The Kidder Massacre site is partially on private land of the Kuhrt Farm in Kansas about 12 miles north of Edson, Kansas on SH 28, northeast of Goodland, Kansas. Two markers, on public land, show significant details concerning the incident.
Timeline of Significant conflicts of the Indian Plains Wars (1864-1869)

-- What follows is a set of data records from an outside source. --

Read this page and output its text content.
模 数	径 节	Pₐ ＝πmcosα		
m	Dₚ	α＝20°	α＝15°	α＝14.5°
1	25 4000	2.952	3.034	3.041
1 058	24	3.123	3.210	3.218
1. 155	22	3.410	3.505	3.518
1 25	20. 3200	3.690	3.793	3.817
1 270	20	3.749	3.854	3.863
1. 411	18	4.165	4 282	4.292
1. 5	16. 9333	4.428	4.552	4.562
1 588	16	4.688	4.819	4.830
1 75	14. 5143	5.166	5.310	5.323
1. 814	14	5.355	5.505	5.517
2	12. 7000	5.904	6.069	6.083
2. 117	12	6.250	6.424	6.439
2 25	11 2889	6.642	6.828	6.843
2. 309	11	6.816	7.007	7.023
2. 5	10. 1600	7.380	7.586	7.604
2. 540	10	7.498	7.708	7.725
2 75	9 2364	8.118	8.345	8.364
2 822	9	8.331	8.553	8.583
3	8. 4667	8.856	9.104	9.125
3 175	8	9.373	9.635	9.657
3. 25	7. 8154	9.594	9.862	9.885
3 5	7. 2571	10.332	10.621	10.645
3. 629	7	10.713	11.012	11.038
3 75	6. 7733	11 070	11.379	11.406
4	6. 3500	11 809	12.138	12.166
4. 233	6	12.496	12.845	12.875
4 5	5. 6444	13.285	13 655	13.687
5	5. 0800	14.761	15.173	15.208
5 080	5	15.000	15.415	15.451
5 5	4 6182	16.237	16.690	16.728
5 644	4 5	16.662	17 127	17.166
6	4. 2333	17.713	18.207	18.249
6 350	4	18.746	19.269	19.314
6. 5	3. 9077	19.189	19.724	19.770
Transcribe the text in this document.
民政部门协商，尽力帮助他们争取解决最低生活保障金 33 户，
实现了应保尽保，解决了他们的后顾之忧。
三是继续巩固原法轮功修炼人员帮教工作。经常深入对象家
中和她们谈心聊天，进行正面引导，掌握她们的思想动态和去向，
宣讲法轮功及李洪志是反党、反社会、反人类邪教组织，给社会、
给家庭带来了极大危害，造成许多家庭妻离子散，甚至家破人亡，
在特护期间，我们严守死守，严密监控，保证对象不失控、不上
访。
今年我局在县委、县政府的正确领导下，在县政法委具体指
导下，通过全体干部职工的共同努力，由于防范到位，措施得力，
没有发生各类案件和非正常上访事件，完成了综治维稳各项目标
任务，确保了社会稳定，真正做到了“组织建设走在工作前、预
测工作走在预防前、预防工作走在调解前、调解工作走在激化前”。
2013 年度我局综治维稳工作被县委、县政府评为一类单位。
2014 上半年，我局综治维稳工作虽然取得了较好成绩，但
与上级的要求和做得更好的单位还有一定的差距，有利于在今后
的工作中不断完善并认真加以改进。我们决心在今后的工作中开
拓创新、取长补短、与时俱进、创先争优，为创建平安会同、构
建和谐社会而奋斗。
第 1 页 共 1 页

- Sand Creek, Colorado Territory, current Kiowa County, November 29, 1864
- Bozeman War / Red Cloud's War - Fetterman Massacre , Dakota Territory (current Wyoming, Powder River Country), December 21, 1866
- Kidder Massacre, Beaver Creek, Kansas, currently Sherman county north of Edson, Kansas, June 27-July 1?, 1867
- Wagon Box / Hayfield, Dakota Territory, August 2, 1867
- Beecher Island, Colorado Territory, September 17-26, 1868
- Washita Battle, Oklahoma Territory (current Roger Mills County), November 27, 1868
- Soldier Springs, Oklahoma Territory, Oklahoma, December 25, 1868
- Summit Springs (aka Susanna Springs), Colorado Territory, July 1869
Plaque at site:
About 7/1/1867, Lt. Lyman S. Kidder with ten men of the 2nd U.S. Cavalry and an Indian guide, were attached by Indians one mile east of this marker. On 7/12/1867 their mutilated bodies were found by Lt. Col. George A Custer, who ordered the unidentifiable remains buried on the spot in a common grave.
In March 1868, the bodies were recovered by a detachment from Fort Wallace under command of Lt. Frederick H. Beecher, 3rd U.S. Infantry, who later that year was to die at the Battle of Beecher Island in northeastern Colorado. Kidder's body, identified by a shirt he wore, was taken to St. Paul, Minnesota by his father. The others were reburied at Fort Wallace but in 1886 were removed to the Fort Leavenworth military cemetery.
Pictures
A picture of the plaque and other sites can be found with this picture slideshow:
http://public.fotki.com/jcocktail/the_kidder_massacre/?cmd=slideshow_wiz
Thumbnails with commentary:
http://public.fotki.com/jcocktail/the_kidder_massacre/
Sources
Ambrose, Stephen. Crazy Horse and Custer - The Parallel Lives of Two American Warriors, Anchor, New York, 1975.
Custer, George A. My Life on the Plains, Lincoln, Nb., 1952.
Brininstool, E.A. Fighting Indian Warriors, Indian Head Books, New York, 1953.
Johnson, Randy. A Dispatch to Custer: The Tragedy of Lieutenant Kidder, Mountain Press Publishing, 1999.